INSKEEP: And we don't know exactly how this would work in the president's proposal, but let's make sure people understand the possibilities. The information would be held outside the government. What might that mean?

GJELTEN: Well, it could mean the telephone companies will hold it, it could mean a third group, some kind of special non-governmental group could hold it. We don't know yet that the president is actually going to be specific about what should happen.

INSKEEP: Okay, this is a subject that is of great concern to Americans because they're not supposed to be spied on by the National Security Agency without a court order and people felt that they were being or there was a potential for that. What about foreigners?

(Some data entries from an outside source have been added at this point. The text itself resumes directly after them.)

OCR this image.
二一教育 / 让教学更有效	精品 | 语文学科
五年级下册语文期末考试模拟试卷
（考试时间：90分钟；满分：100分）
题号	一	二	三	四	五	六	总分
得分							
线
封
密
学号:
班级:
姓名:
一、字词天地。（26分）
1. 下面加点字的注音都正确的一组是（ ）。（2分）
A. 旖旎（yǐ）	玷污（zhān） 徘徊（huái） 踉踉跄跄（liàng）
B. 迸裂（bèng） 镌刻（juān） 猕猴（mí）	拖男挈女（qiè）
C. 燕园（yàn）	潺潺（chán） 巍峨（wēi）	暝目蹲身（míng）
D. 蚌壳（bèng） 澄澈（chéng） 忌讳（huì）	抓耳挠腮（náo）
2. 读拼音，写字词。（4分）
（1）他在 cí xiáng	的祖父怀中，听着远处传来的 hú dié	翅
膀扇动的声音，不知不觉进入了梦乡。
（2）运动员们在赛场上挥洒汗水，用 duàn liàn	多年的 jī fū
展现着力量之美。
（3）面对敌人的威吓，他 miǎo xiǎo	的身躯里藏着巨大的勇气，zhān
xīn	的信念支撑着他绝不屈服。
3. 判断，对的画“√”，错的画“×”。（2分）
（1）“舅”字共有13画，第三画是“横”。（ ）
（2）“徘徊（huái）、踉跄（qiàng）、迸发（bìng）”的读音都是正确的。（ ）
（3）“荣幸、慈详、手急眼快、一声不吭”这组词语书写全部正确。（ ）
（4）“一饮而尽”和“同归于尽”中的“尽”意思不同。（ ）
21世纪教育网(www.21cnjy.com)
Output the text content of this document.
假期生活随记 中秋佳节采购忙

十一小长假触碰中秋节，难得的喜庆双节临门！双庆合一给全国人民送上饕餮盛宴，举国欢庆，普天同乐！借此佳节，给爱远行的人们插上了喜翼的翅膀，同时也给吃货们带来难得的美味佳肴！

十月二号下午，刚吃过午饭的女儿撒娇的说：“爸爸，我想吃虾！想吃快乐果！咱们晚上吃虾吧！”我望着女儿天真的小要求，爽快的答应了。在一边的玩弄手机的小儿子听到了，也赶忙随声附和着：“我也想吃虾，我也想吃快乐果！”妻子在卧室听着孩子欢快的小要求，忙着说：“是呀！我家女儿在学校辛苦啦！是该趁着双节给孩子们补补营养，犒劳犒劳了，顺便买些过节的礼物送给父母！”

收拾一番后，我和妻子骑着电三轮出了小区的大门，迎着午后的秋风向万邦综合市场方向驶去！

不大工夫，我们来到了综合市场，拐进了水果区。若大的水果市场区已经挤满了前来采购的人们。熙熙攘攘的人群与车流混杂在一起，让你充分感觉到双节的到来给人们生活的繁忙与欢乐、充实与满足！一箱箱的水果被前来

GJELTEN: Well, foreigners have a lot fewer protections than Americans do. And one of the things that we're going to be looking for is whether some of those privacy protections for foreigners, including for foreign leaders, get improved.

INSKEEP: Now, there's some other issues to deal with here because we were talking about the different interest groups that you mentioned, Tom Gjelten. You have reported for us this week on technology companies who have their own stake here and their own set of interests and their own questions.

GJELTEN: They're worried, Steve, that the NSA has been breaking their encryption, finding vulnerabilities in their technology and software for the purposes of surveillance and cyberwarfare even. The tech companies would like to see those activities scaled back. Another thing they'd like to see is for the NSA to be more transparent about what it demands of the tech companies, and the tech companies feel that if customers knew how rarely the NSA goes to them, they might feel reassured. Those are some of the things the techs are looking for.

INSKEEP: The companies are saying, look, we actually don't give them troves of information.

GJELTEN: Not that much.

INSKEEP: Okay, are there concerns beyond Edward Snowdon's disclosures that the president is likely to address here?

GJELTEN: Well, see, this would be an opportunity to reform the oversight of NSA surveillance, perhaps by installing a public defense lawyer in the court to represent privacy interests against whatever the NSA is arguing. That's something that we should be listening for. Another thing: Since he's going to be speaking at the Justice Department, the president might have something to say about the FBI and what national security powers it should have.

INSKEEP: Okay, Tom, thanks very much.

GJELTEN: You bet.

INSKEEP: That's NPR's Tom Gjelten, speaking with us on this morning when we're expecting a speech by President Obama at the Justice Department, talking about the changes in the National Security Agency that he would like to see.